Imaginons que vous ayez une mémoire douteuse dont la moitié risque de disparaître dès que vous apprenez quelque chose de nouveau. Tant que vous n’oubliez pas comment écrire, vous avez la possibilité de coller des post-its sur votre frigo avec quelques choses importantes à retenir. La Memory Bank, c'est ça, des post-its pour votre LLM. 

Concrètement, le principe, c'est de laisser à l’outil le soin de noter le contexte qu’il trouve important dans des fichiers, et qu’il s’y réfère lors de chaque nouvelle tâche. Notre tâche sera donc : 

  1. Lire la Memory Bank.
  2. Effectuer la tâche.
  3. Mettre à jour la Memory Bank.

Pour implémenter une Memory Bank, il faudra effectuer 2 actions : 

  • Apprendre à l’outil ce qu’est une Memory Bank et comment l’utiliser. Pour ça, il suffit de rajouter des instructions personnalisées à l’outil. La documentation de Cline donne un exemple de prompt de Memory Bank, mais n'hésitez pas à le modifier pour qu’il corresponde à vos besoins. Vous pouvez également intégrer ce prompt à votre fichier .clinerules mais assurez-vous que vos collègues soient au courant.

Nous avons aussi tendance à retirer quelques lignes dans les fichiers générés pour la memory bank de temps à autre, celle-ci étant parfois ambitieuse ;

  • Adapter le prompt utilisateur pour dire à Cline de lire la Memory Bank et la mettre à jour après chaque fin de tâche. Selon les instructions que vous avez données, il peut être censé le faire de lui-même, mais il a tendance à l’ignorer. Notamment la partie mise à jour.

Serveurs MCP

Les serveurs Model Context Protocol permettent d’ajouter des fonctionnalités à Cline en intégrant des API de divers outils comme AirTable, Git, Spotify… Mais ce n’est pas pour ça que je vous en parle dans la section d’optimisation du contexte. En fait, Cline est capable de créer ses propres MCPs. Oui, l’IA peut s’améliorer toute seule (quelqu’un a dit Singularité ?). Sauf que pour faire ça, dans son prompt par défaut, il y a presque le code source entier d’un MCP. Si vous ne souhaitez pas créer un MCP, n’hésitez pas à changer la valeur de la variable “Mcp: Mode”. La différence est immédiate :

comparaison mode mcp full et server-use-only
comparaison du mode mcp full et du mode server-use-only

Conclusion

C’est bon, vous êtes de nouveau compétitif sur le marché du développement. Enfin presque, puisqu’on va terminer de vous rendre IA-ready en vous apprenant le Prompt Engineering dans notre dernier article sur les Coding Agents (jusqu’au suivant).

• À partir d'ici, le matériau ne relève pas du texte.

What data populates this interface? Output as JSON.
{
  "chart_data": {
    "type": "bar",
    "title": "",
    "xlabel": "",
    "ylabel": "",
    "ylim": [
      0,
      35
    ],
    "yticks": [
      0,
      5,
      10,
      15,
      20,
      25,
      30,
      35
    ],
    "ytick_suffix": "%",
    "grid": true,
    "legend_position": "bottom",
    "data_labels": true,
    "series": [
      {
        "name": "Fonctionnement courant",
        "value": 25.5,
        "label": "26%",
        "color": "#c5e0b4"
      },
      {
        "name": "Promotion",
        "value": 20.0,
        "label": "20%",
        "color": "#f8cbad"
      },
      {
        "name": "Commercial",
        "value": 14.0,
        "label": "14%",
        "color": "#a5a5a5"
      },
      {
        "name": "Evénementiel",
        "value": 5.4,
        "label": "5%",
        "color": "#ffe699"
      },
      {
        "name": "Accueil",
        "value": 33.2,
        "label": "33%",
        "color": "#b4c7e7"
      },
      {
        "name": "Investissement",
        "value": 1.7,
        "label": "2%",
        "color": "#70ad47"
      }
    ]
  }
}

Et vous ne resterez pas compétitifs bien longtemps. Les concepts abordés dans cet article sont fortement liés aux outils utilisés. Au fur et à mesure que ceux-ci évoluent (et ils évoluent vite), ou que la communauté de développeurs apprend à mieux les utiliser (et les développeurs apprennent vite), ces concepts risquent l’obsolescence. Quand ça arrivera vous pourrez évidemment compter sur nous pour vous maintenir à jour, mais je ne peux que vous conseiller de rester aux aguets.